Chatgpt answer: With $5 million in assets, your friends have a much stronger financial base to support their move and potential retirement in the U.S., specifically in high-cost areas like Los Angeles or New York City. Here’s how this changes their situation:
1. Housing: With $5 million, buying a home in a desirable area of either city becomes feasible. This can significantly reduce their monthly expenses since they won’t need to pay rent. 2. Living Expenses: This level of assets provides a more comfortable buffer for daily expenses, travel, leisure, and unexpected costs. They should be able to maintain a higher standard of living. 3. Healthcare: While healthcare in the U.S. remains expensive, having substantial savings can alleviate the burden of medical costs, especially if they invest in a good health insurance plan. 4. Income and Investments: With $5 million, the couple has the option to invest a portion of their capital to generate ongoing income. This can include dividends from stocks, rental income from real estate, or interest from bonds. 5. Financial Security: They should be more financially secure and might not need to work unless they choose to stay active professionally.
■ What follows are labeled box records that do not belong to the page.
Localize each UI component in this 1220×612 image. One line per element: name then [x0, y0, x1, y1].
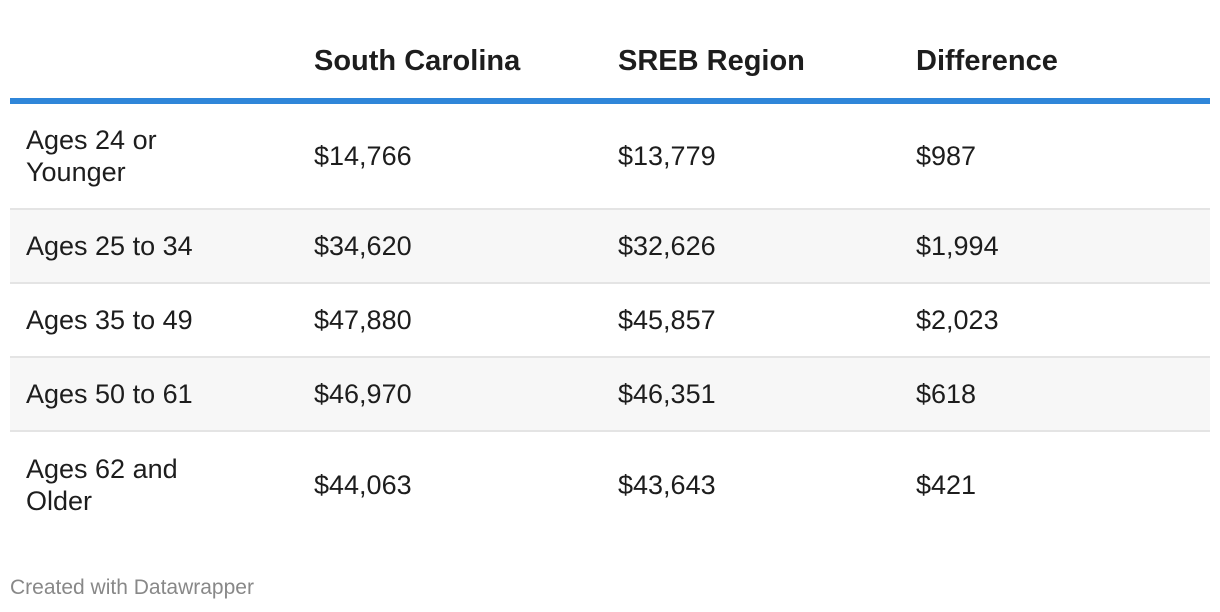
row-label: Ages 24 or Younger — [26, 125, 157, 187]
data-table: South Carolina SREB Region Difference Ag… — [10, 0, 1210, 538]
cell-sreb-region: $46,351 — [618, 379, 716, 409]
cell-south-carolina: $47,880 — [314, 305, 412, 335]
cell-difference: $421 — [916, 470, 977, 500]
cell-difference: $2,023 — [916, 305, 999, 335]
table-header: South Carolina SREB Region Difference — [10, 0, 1210, 104]
row-label: Ages 50 to 61 — [26, 379, 193, 409]
cell-south-carolina: $46,970 — [314, 379, 412, 409]
cell-sreb-region: $43,643 — [618, 470, 716, 500]
cell-difference: $1,994 — [916, 231, 999, 261]
column-header-difference: Difference — [916, 45, 1058, 77]
table-row: Ages 50 to 61 $46,970 $46,351 $618 — [10, 358, 1210, 432]
cell-sreb-region: $45,857 — [618, 305, 716, 335]
cell-south-carolina: $14,766 — [314, 141, 412, 171]
column-header-sreb-region: SREB Region — [618, 45, 805, 77]
cell-south-carolina: $44,063 — [314, 470, 412, 500]
row-label: Ages 35 to 49 — [26, 305, 193, 335]
table-row: Ages 35 to 49 $47,880 $45,857 $2,023 — [10, 284, 1210, 358]
cell-difference: $618 — [916, 379, 977, 409]
cell-difference: $987 — [916, 141, 977, 171]
row-label: Ages 62 and Older — [26, 454, 178, 516]
cell-south-carolina: $34,620 — [314, 231, 412, 261]
datawrapper-credit[interactable]: Created with Datawrapper — [10, 576, 254, 599]
cell-sreb-region: $13,779 — [618, 141, 716, 171]
table-row: Ages 25 to 34 $34,620 $32,626 $1,994 — [10, 210, 1210, 284]
table-row: Ages 24 or Younger $14,766 $13,779 $987 — [10, 104, 1210, 210]
row-label: Ages 25 to 34 — [26, 231, 193, 261]
column-header-south-carolina: South Carolina — [314, 45, 521, 77]
table-row: Ages 62 and Older $44,063 $43,643 $421 — [10, 432, 1210, 538]
cell-sreb-region: $32,626 — [618, 231, 716, 261]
Working part-time or consulting could be options if they enjoy their careers. 6. Estate and Tax Planning: At this asset level, it’s important for them to engage with financial advisors and tax professionals to manage their wealth efficiently, minimize tax liabilities, and plan their estate.
With these assets, your friends are in a good position to relocate to either Los Angeles or New York without the immediate necessity of employment, provided they manage their finances wisely. Planning with a financial advisor would still be advisable to ensure the sustainability of their lifestyle and to explore the best investment strategies.